Quand le bus m'avait posé
rue Berri, je m'étais retrouvé au milieu d'une telle poudrerie que
mon moral était à peu près à la hauteur de mes chaussettes et
aussi détrempé qu'elles. Un mur ! Un mur de neige ! On
n'y voyait pas à 10 mètres. Et soudain l'espoir : une
lumerotte dans la nuit. Une bonne étoile (décidément, je me
retrouvais avec mes Rois mages... maudite neige, pour un peu je
n'aurais pas été surpris d'être renversé par le traîneau du Père
Noël...). Finalement ce n'était pas l'étoile des bergers, mais
l'enseigne d'un dépanneur...Vite, un ristrette qui me rendrait un
peu plus vigousse.
Aimable, le dépanneur
m'avait servi un accent qui sentait le sirop d'érable, deux mots de
compassion et une eau marron claire, dans un grand gobelet de carton.

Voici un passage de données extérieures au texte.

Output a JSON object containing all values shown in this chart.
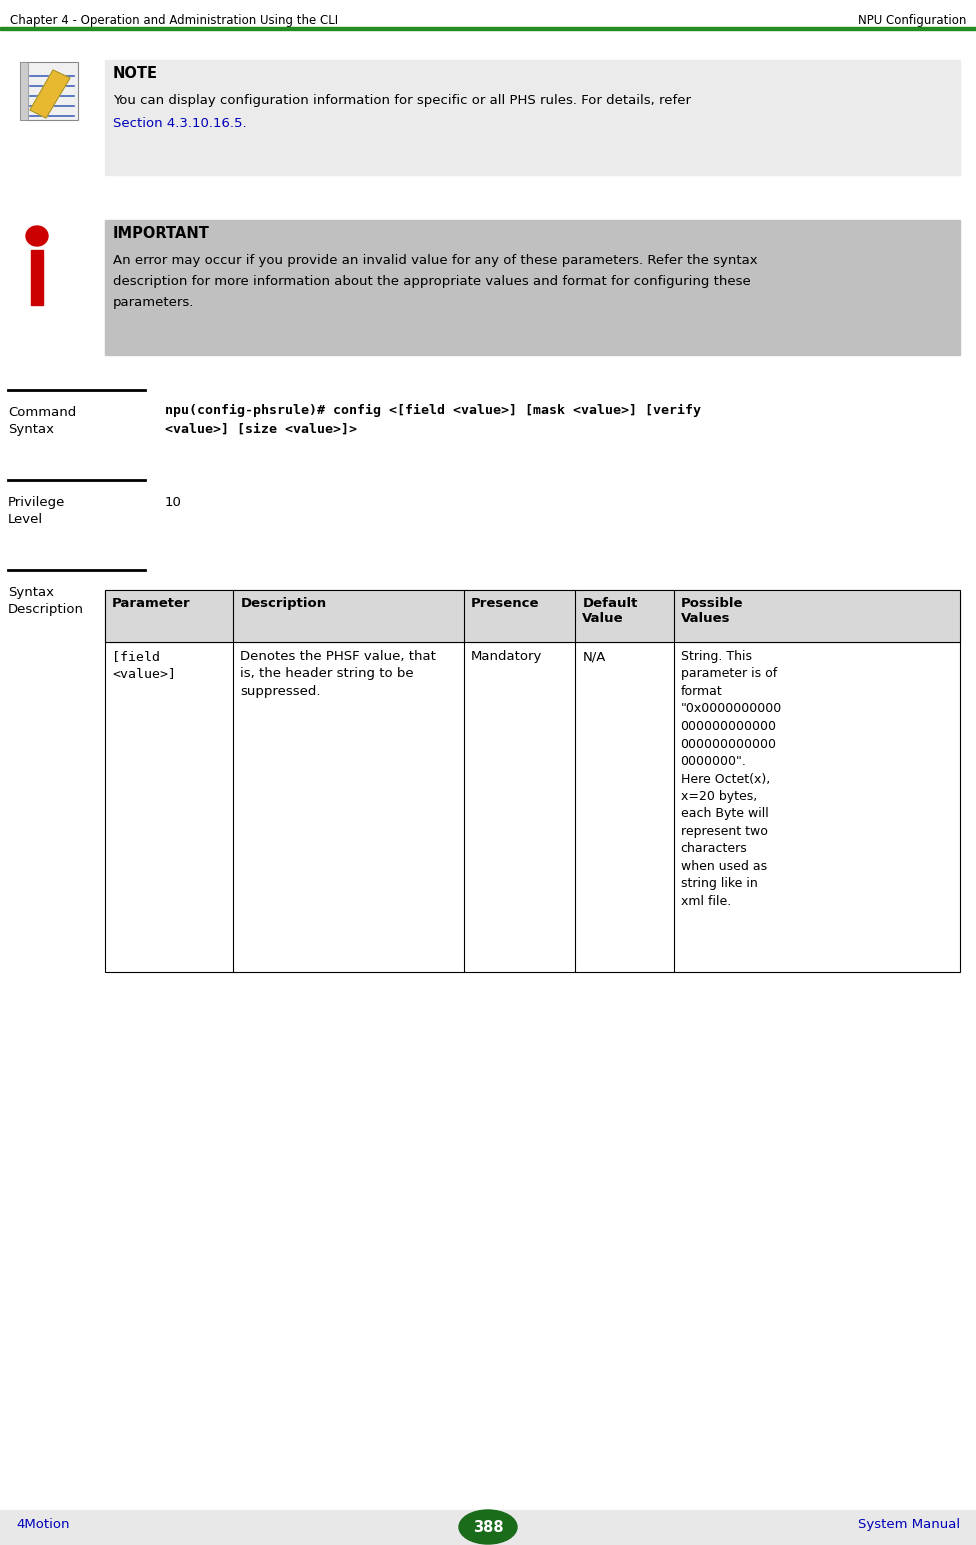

(il avait mis du lait..). C'était chaud, sucré, ça devait être du
café... Ah, l'expresso, place saint Marc, au soleil, l'été
dernier, avec Audrey ....
Il avait tout le temps
le dépanneur, pour me parler : personne n'osait s'aventurer
dans ce coin. La vie, elle était bien tapie à l'abri dans la ville
souterraine...
Soudain, mon téléphone
sonne...
-Allo, Jean-Rock ?
Il est coincé quelque
part, je ne comprends pas où, mais je sens que c'est loin, surtout
quand on a aux pieds des mocassins en simili cuir et un simple
blouson sur le dos. Il me conseille de rester à l'aéroport. Ils
sont équipés pour des cas comme ça. Ils vont certainement ouvrir
une salle et donner des couvertures. On se verra demain, à la télé
ils annoncent une accalmie.
Le dépanneur me sourit.
Il me propose de me garder dans la boutique pour la nuit, il ne ferme
jamais et se tait encore moins...
Il va falloir l'écouter
des heures et boire son eau chaude.
Décidément, maintenant
pour les reportages : uniquement les élections de miss et les
salons du vin et pas plus loin que la Garenne-Colombe....
Et ne pas imaginer la
tête d'Arnaud et des collègues....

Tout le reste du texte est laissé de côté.